Years ago, I had a similar problem with Time Warner cable. After multiple promises that they would do something to fix it that they never followed up on, I finally called the Better Business Bureau. The head tech guy from the local Time Warner office actually called me back the next day. He asked me what I was using the internet for, as if that could be the problem. After several more visits to my house by technicians, one of them finally admitted that Time Warner headquarters wouldn’t pay for enough bandwidth for our area. He then defended them by saying that Time Warner was the most customer friendly company he had ever worked for, which I found truly scary. Some months later, the speeds went up and have stayed there.

The point is, with almost all of the US covered by companies benefiting from government-enforced monopolies, internet service provides can be really terrible and there’s not much you can do. Time Warner, at least, seemed a little afraid of the BBB. You can personally advocate for free competition and against crony capitalism, but I have found that completely hopeless.

I’ve used pingplotter link before when I was seeing horrific (25-75%) packetloss.

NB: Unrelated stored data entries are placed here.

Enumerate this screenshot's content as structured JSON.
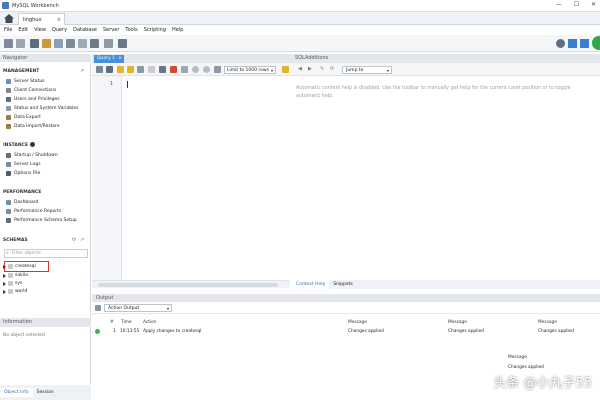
{
  "window": {
    "title": "MySQL Workbench",
    "controls": [
      "—",
      "☐",
      "✕"
    ]
  },
  "connection_tab": {
    "label": "linghuo",
    "close": "×"
  },
  "menu": [
    "File",
    "Edit",
    "View",
    "Query",
    "Database",
    "Server",
    "Tools",
    "Scripting",
    "Help"
  ],
  "navigator": {
    "header": "Navigator",
    "management": {
      "title": "MANAGEMENT",
      "items": [
        "Server Status",
        "Client Connections",
        "Users and Privileges",
        "Status and System Variables",
        "Data Export",
        "Data Import/Restore"
      ]
    },
    "instance": {
      "title": "INSTANCE",
      "items": [
        "Startup / Shutdown",
        "Server Logs",
        "Options File"
      ]
    },
    "performance": {
      "title": "PERFORMANCE",
      "items": [
        "Dashboard",
        "Performance Reports",
        "Performance Schema Setup"
      ]
    },
    "schemas": {
      "title": "SCHEMAS",
      "filter_placeholder": "Filter objects",
      "items": [
        "createsql",
        "sakila",
        "sys",
        "world"
      ]
    }
  },
  "information": {
    "header": "Information",
    "body": "No object selected"
  },
  "bottom_tabs": [
    "Object Info",
    "Session"
  ],
  "query": {
    "tab_label": "Query 1",
    "tab_close": "×",
    "limit": "Limit to 1000 rows",
    "line_number": "1"
  },
  "sql_additions": {
    "header": "SQLAdditions",
    "jump_to": "Jump to",
    "help_text": "Automatic context help is disabled. Use the toolbar to manually get help for the current caret position or to toggle automatic help.",
    "tabs": [
      "Context Help",
      "Snippets"
    ]
  },
  "output": {
    "header": "Output",
    "selector": "Action Output",
    "columns": {
      "num": "#",
      "time": "Time",
      "action": "Action",
      "message": "Message"
    },
    "row": {
      "num": "1",
      "time": "10:13:55",
      "action": "Apply changes to createsql",
      "messages": [
        "Changes applied",
        "Changes applied",
        "Changes applied",
        "Changes applied"
      ]
    }
  },
  "watermark": "头条 @小丸子55",
  "colors": {
    "accent": "#4a90d9",
    "selection_box": "#e0302a",
    "success": "#3bb34a"
  }
}
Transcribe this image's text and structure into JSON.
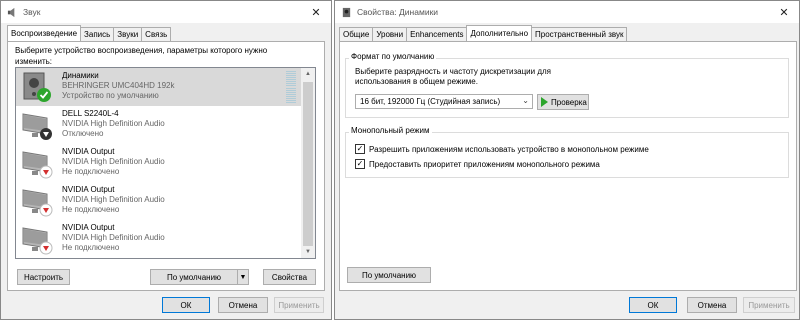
{
  "sound_window": {
    "title": "Звук",
    "tabs": [
      {
        "label": "Воспроизведение",
        "active": true
      },
      {
        "label": "Запись",
        "active": false
      },
      {
        "label": "Звуки",
        "active": false
      },
      {
        "label": "Связь",
        "active": false
      }
    ],
    "instruction": "Выберите устройство воспроизведения, параметры которого нужно изменить:",
    "devices": [
      {
        "name": "Динамики",
        "model": "BEHRINGER UMC404HD 192k",
        "status": "Устройство по умолчанию",
        "icon": "speaker-icon",
        "badge": "default-check-icon",
        "selected": true
      },
      {
        "name": "DELL S2240L-4",
        "model": "NVIDIA High Definition Audio",
        "status": "Отключено",
        "icon": "monitor-icon",
        "badge": "disabled-arrow-icon",
        "selected": false
      },
      {
        "name": "NVIDIA Output",
        "model": "NVIDIA High Definition Audio",
        "status": "Не подключено",
        "icon": "monitor-icon",
        "badge": "not-connected-arrow-icon",
        "selected": false
      },
      {
        "name": "NVIDIA Output",
        "model": "NVIDIA High Definition Audio",
        "status": "Не подключено",
        "icon": "monitor-icon",
        "badge": "not-connected-arrow-icon",
        "selected": false
      },
      {
        "name": "NVIDIA Output",
        "model": "NVIDIA High Definition Audio",
        "status": "Не подключено",
        "icon": "monitor-icon",
        "badge": "not-connected-arrow-icon",
        "selected": false
      }
    ],
    "buttons": {
      "configure": "Настроить",
      "default": "По умолчанию",
      "properties": "Свойства",
      "ok": "ОК",
      "cancel": "Отмена",
      "apply": "Применить"
    }
  },
  "props_window": {
    "title": "Свойства: Динамики",
    "tabs": [
      {
        "label": "Общие",
        "active": false
      },
      {
        "label": "Уровни",
        "active": false
      },
      {
        "label": "Enhancements",
        "active": false
      },
      {
        "label": "Дополнительно",
        "active": true
      },
      {
        "label": "Пространственный звук",
        "active": false
      }
    ],
    "default_format": {
      "group_label": "Формат по умолчанию",
      "description_line1": "Выберите разрядность и частоту дискретизации для",
      "description_line2": "использования в общем режиме.",
      "selected_format": "16 бит, 192000 Гц (Студийная запись)",
      "test_button": "Проверка"
    },
    "exclusive_mode": {
      "group_label": "Монопольный режим",
      "option1": "Разрешить приложениям использовать устройство в монопольном режиме",
      "option1_checked": true,
      "option2": "Предоставить приоритет приложениям монопольного режима",
      "option2_checked": true
    },
    "buttons": {
      "restore_default": "По умолчанию",
      "ok": "ОК",
      "cancel": "Отмена",
      "apply": "Применить"
    }
  },
  "colors": {
    "accent": "#0078d7",
    "check_green": "#2ca52c",
    "error_red": "#d32f2f",
    "selection": "#d9d9d9"
  }
}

It was at the box on my house luckily and not in the house (which can be due to crappy/extensive/damaged wiring) and the tech quickly confirmed he saw the same thing. Once you set it up you can see which hop where any packtloss and/or latency in the form of higher ping times is. Most dispatch techs should understand this as they have their own tools for checking packetloss.

Hiredgoons - I feel your pain. Two suggestions above are where you should start. Tracer route and ping plotter. If those don’t give you any good ammunition I’ll tell you what affected that same issue for me with Comcast in the past.

#1 - They did not have the correct current (voltage?) running through their wires on our circuit (neighborhood). It was a bit too high, thus modems kept overheating, slowing down, becoming unstable. Took an annoying long time for them to troubleshoot themselves to figure this out. Once it was fixed all was well. This has happened twice over the past 5 years. One time they fried my cable modem and my next door neighbors on same day.

#2 - Underground cable was being frayed by a tree root at the beginning of our street. Took 2 weeks for them to track down. Meanwhile speeds were all over the place. Lots of packet loss. Until this happened I had assumed those in-ground wires were protected, like code stipulates for houses. If we have a long run, or buried wires in/around our house they must be in those metal tubes. Ironically, for the much more important runs in street, they’re not protected at all. They are totally exposed to roots, water, etc. whatever can get down to that level ~5 feet deep.

#3 - Just for fun they turned down my speed to see if I’d notice. Ok not just for fun, but they were low on bandwidth so they did it to everyone in my area, and tried to get away with it and not upgrade the circuit.

#4 - Moronic neighbors had hit my cable box outside and it had damaged the connector from physical line to box connection. Replacing the connector by cutting off the old one and putting on new one fixed it.